I state this after a spate of violent incidents which have left residents frightened and which have threatened to tarnish the reputation of the town.
In recent weeks, a pensioner has allegedly been murdered, a man has been shot and run over at a pub, and another man was left in a critical condition after, according to police, a car was driven at a group of people. All of these were unconnected but give the impression that Wycombe is a modern-day version of war-torn Beirut.
I'm aware that there are now a lot of bewildered and terrified people in this town wondering what on earth is going on. That's understandable, but it's worth stepping back and putting this all into some kind of perspective.
Until this spate began in May, there had only been one alleged murder here in the last year. Compare that with the nearby London boroughs of Ealing and Hillingdon. I also edit newspapers in these areas and my publications there are full of murder and mayhem on a weekly basis.
Covering south Bucks often seems like a church picnic in comparison.
But inevitably, there are going to be horrible instances of violence in a town the size of High Wycombe. And bizarrely, these things do tend to come in spates. At the end of summer last year, there was a worrying outbreak of unconnected cases which involved bloodshed. It prompted the Bucks Free Press to run with the controversial "Blood on the streets" headline as fears grew over the number of attacks.

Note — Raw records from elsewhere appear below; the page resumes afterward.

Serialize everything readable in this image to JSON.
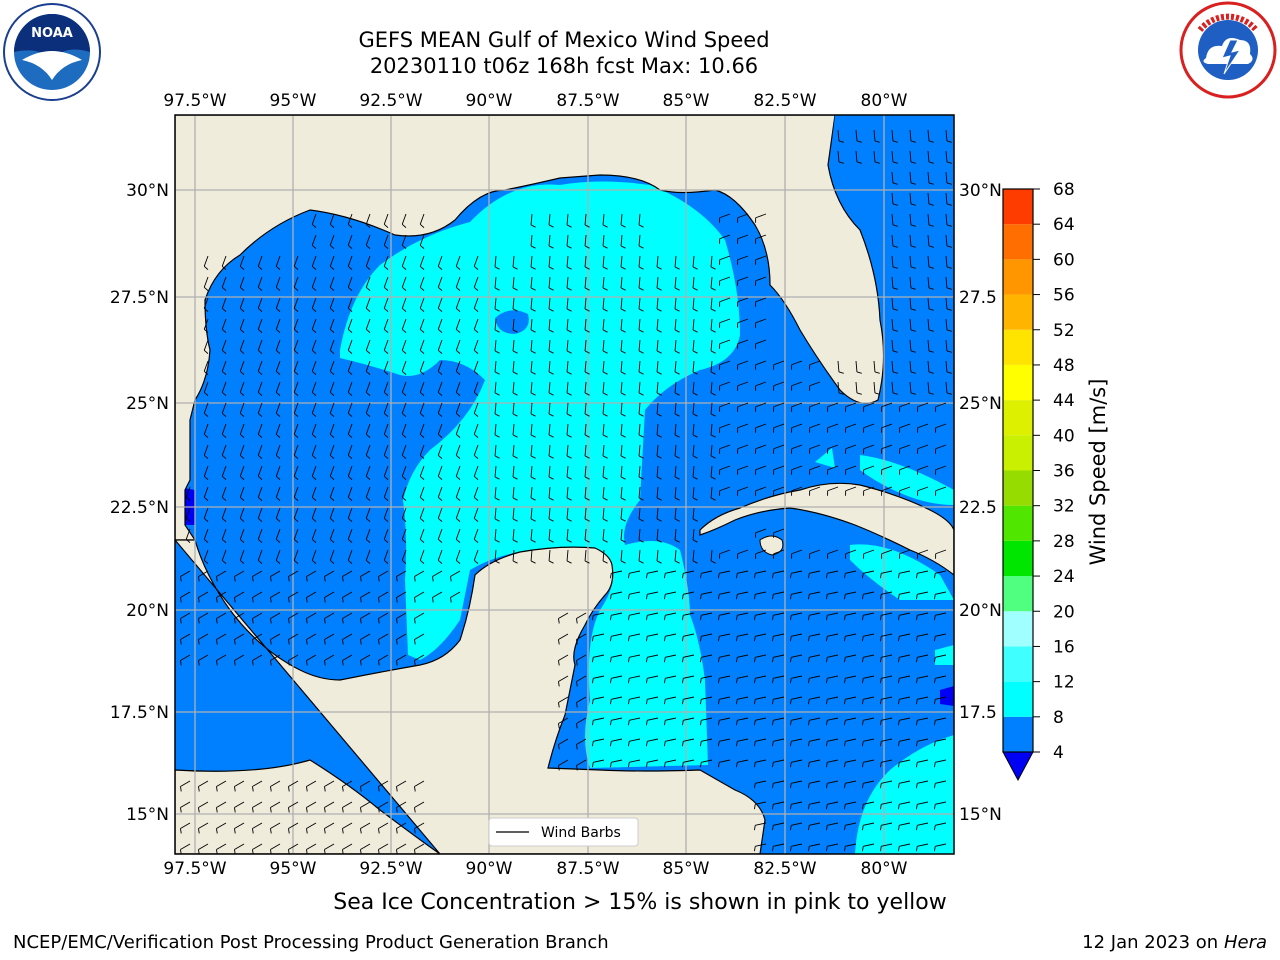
{
  "header": {
    "title_line1": "GEFS MEAN Gulf of Mexico Wind Speed",
    "title_line2": "20230110 t06z 168h fcst   Max: 10.66"
  },
  "logos": {
    "left": {
      "icon": "noaa-logo",
      "text": "NOAA",
      "ring_text": "NATIONAL OCEANIC AND ATMOSPHERIC ADMINISTRATION · U.S. DEPARTMENT OF COMMERCE"
    },
    "right": {
      "icon": "national-weather-service-logo",
      "ring_text": "NATIONAL WEATHER SERVICE"
    }
  },
  "map": {
    "lon_labels": [
      "97.5°W",
      "95°W",
      "92.5°W",
      "90°W",
      "87.5°W",
      "85°W",
      "82.5°W",
      "80°W"
    ],
    "lat_labels": [
      "30°N",
      "27.5°N",
      "25°N",
      "22.5°N",
      "20°N",
      "17.5°N",
      "15°N"
    ],
    "lat_labels_right": [
      "30°N",
      "27.5",
      "25°N",
      "22.5",
      "20°N",
      "17.5",
      "15°N"
    ],
    "legend_label": "Wind Barbs",
    "colors": {
      "land": "#efecdc",
      "grid": "#b0b0b0",
      "wind_4_8": "#0080ff",
      "wind_lt4": "#0000f5",
      "wind_8_12": "#00ffff"
    }
  },
  "colorbar": {
    "label": "Wind Speed [m/s]",
    "ticks": [
      "4",
      "8",
      "12",
      "16",
      "20",
      "24",
      "28",
      "32",
      "36",
      "40",
      "44",
      "48",
      "52",
      "56",
      "60",
      "64",
      "68"
    ],
    "colors": [
      "#0080ff",
      "#00ffff",
      "#40ffff",
      "#a0ffff",
      "#50ff80",
      "#00e600",
      "#50e600",
      "#96dc00",
      "#c8f000",
      "#dcf000",
      "#ffff00",
      "#ffe400",
      "#ffb400",
      "#ff9600",
      "#ff6e00",
      "#ff3c00",
      "#ff0000"
    ],
    "extend_color": "#0000f5"
  },
  "caption": "Sea Ice Concentration > 15% is shown in pink to yellow",
  "footer": {
    "left": "NCEP/EMC/Verification Post Processing Product Generation Branch",
    "right_prefix": "12 Jan 2023 on ",
    "right_host": "Hera"
  }
}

But then it all went quiet again until now. I'm not pretending it's all sweetness and light in High Wycombe. And my sympathies go out to all victims of crime and their families. I do have some small first-hand knowledge of the subject having once been glassed and kicked in the head by a group of louts in Kentish Town, London, in an attack that could easily have killed me.
But I've been in High Wycombe for more than 15 years and I've always thought it was okay for a big town. I've drunk in its pubs, lived in its town centre and walked its streets at night. That's not to say nothing terrible will ever happen to me here; it's just that Wycombe is as good and bad as any other comparable large industrial town so close to London. I've also lived in supposedly genteel Windsor and I can tell you it's a lot rougher there.
Our newspapers will do our best to find out what happened in these recent incidents and householders have a right to be concerned and to demand assurances from police about their safety.
But I sincerely hope that none of this will cause lasting damage to the good name of a very decent town.